The clinic, funded through the Rural Doctor’s Network, has been serving the community for seven years and has 100 active clients at any given time.
“We have alternating services come each fortnight. So one week we’ll have a dietician, diabetes educator, exercise physiologist and a case worker here, and then the next week we will have the exercise physiologist back again, but a podiatrist, a psychologist and an endocrinologist possibly once a month as well,” explains Marathon Health Primary Health Service Manager Shellie Burgess.
This multidisciplinary approach to managing chronic disease means that patient education is a focus.
“In terms of chronic disease, education makes up a massive component of what you’re doing. “So whether it’s the exercise physiologist trying to educate them on some gentle walking programs or things like that. Or the dietitian on certainly nutritional advice for them and their family.
The educational approach is one that patient Laurie Crawford finds highly effective.
“The beauty of the clinic and the services they offer, it’s not only just about preventative measures, but it’s a lot to do with education, and educating people on how to actually look after and control their diabetes,” says Laurie.
“And that’s the thing I find the most rewarding, is the education side of it, and being able to point me in the right direction of making sure that I’m doing the right thing,” he says.
Laurie is a man who appreciates the power of education.

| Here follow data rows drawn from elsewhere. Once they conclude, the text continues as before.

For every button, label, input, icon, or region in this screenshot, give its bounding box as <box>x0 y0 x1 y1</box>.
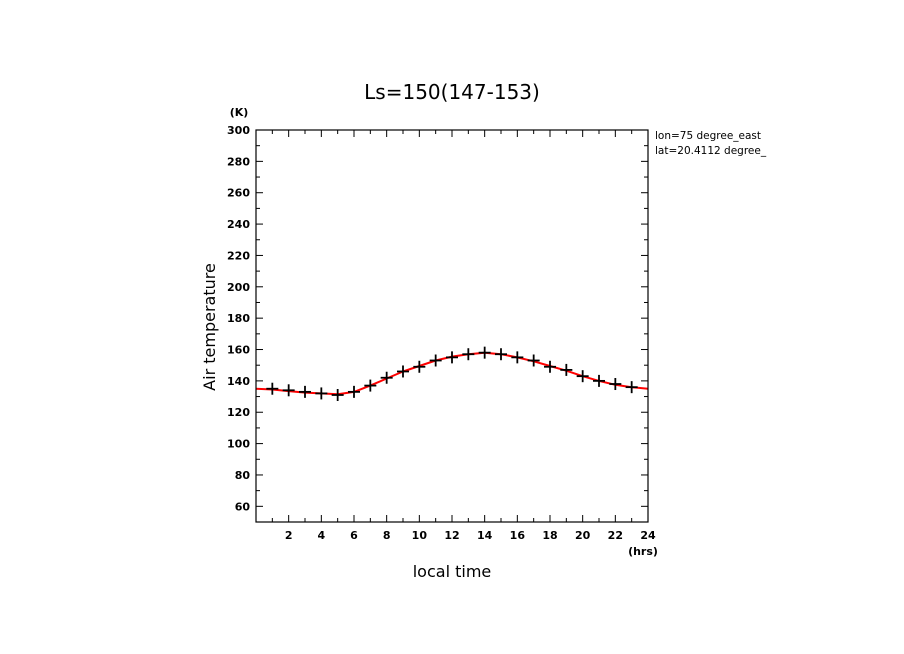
data-point <box>478 346 491 359</box>
y-axis-label: Air temperature <box>200 263 219 391</box>
y-tick-label: 260 <box>227 187 250 200</box>
x-tick-label: 8 <box>383 529 391 542</box>
y-tick-label: 100 <box>227 438 250 451</box>
data-point <box>429 354 442 367</box>
data-point <box>299 385 311 398</box>
plot-frame <box>255 129 649 523</box>
series-layer <box>255 346 649 401</box>
data-point <box>462 348 475 361</box>
x-axis-label: local time <box>413 562 492 581</box>
y-tick-label: 200 <box>227 281 250 294</box>
data-point <box>282 384 295 397</box>
data-point <box>397 365 409 378</box>
data-point <box>609 378 622 391</box>
x-tick-label: 22 <box>608 529 623 542</box>
x-tick-label: 6 <box>350 529 358 542</box>
x-tick-label: 18 <box>542 529 557 542</box>
x-tick-label: 2 <box>285 529 293 542</box>
data-point <box>331 388 344 401</box>
x-tick-label: 10 <box>412 529 428 542</box>
y-tick-label: 180 <box>227 312 250 325</box>
y-tick-label: 80 <box>235 469 251 482</box>
annotation-lon: lon=75 degree_east <box>655 130 761 142</box>
y-tick-label: 300 <box>227 124 250 137</box>
annotation-lat: lat=20.4112 degree_ <box>655 145 767 157</box>
y-tick-label: 160 <box>227 344 250 357</box>
data-point <box>413 360 426 373</box>
data-point <box>576 370 589 383</box>
y-tick-label: 60 <box>235 500 251 513</box>
data-point <box>527 354 540 367</box>
x-tick-label: 14 <box>477 529 493 542</box>
data-point <box>446 351 458 364</box>
x-tick-label: 24 <box>640 529 656 542</box>
y-tick-label: 140 <box>227 375 250 388</box>
y-tick-label: 220 <box>227 249 250 262</box>
data-point <box>315 387 328 400</box>
data-point <box>348 385 360 398</box>
data-point <box>364 379 377 392</box>
data-point <box>593 374 605 387</box>
data-point <box>625 381 638 394</box>
chart-title: Ls=150(147-153) <box>364 80 540 104</box>
y-tick-label: 240 <box>227 218 250 231</box>
x-tick-label: 20 <box>575 529 591 542</box>
data-point <box>560 363 573 376</box>
y-tick-label: 280 <box>227 155 250 168</box>
data-point <box>544 360 556 373</box>
x-tick-label: 4 <box>318 529 326 542</box>
x-tick-label: 16 <box>510 529 526 542</box>
data-point <box>495 348 507 361</box>
axis-ticks <box>256 130 648 522</box>
x-unit-label: (hrs) <box>628 545 658 558</box>
data-point <box>380 371 393 384</box>
x-tick-label: 12 <box>444 529 459 542</box>
y-unit-label: (K) <box>230 106 249 119</box>
y-tick-label: 120 <box>227 406 250 419</box>
data-point <box>511 351 524 364</box>
tick-labels: 2 4 6 8 10 12 14 16 18 20 22 2460801001201401601802… <box>227 124 656 542</box>
data-point <box>266 382 279 395</box>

A self-professed late starter to the teaching profession, Laurie was the first qualified Indigenous infants teacher west of the Blue Mountains. After 18 years teaching in Eglinton, Laurie moved on to Charles Sturt University and spent around 22 years
“Education is the key to our future for everyone, not just for Indigenous people, but for everyone. “And education is not only just about reading, writing and arithmetic. When you look at education from an Indigenous perspective, it covers all this stuff- our spiritual world, our health, our well-being, our mental health; it encompasses everything,” Laurie explains.
The holistic approach to managing diabetes has been hugely beneficial for Laurie who has had issues in the past keeping his condition under control.
“It’s (the Clinic) certainly kept me on track, well and truly. My diabetes has sort of been bouncing around all over the place… one of my difficulties is just trying to stabilize it. And that’s why I’m sort of fairly regular out here, to talk to the service providers, and to help me try to stabilize it,” he explains.
“I must say, you know, they’ve done a wonderful job because I feel quite fine – fit and healthy,” he says.
Another big part of the work at the Clinic is making patients feel comfortable so that they will return and continue to receive the support and treatment they need. Consistency is an important factor for patients managing a chronic condition.
“I think it’s really important that we’re putting lots of effort into developing and designing our services to be really, really culturally safe for people who identify as being Aboriginal,” explains Shellie.
“People feel really comfortable to come and see our clinicians,” she says.
From Laurie’s perspective, the Clinic is well and truly achieving this goal.
“Before the Kelso Clinic was set up I sort of had nowhere to go and I was just floundering around… they put the clinic in place and that solved all my problems. I was able to come here now. And I had a place to come now and to be able to talk to someone and that sort of thing,” he says.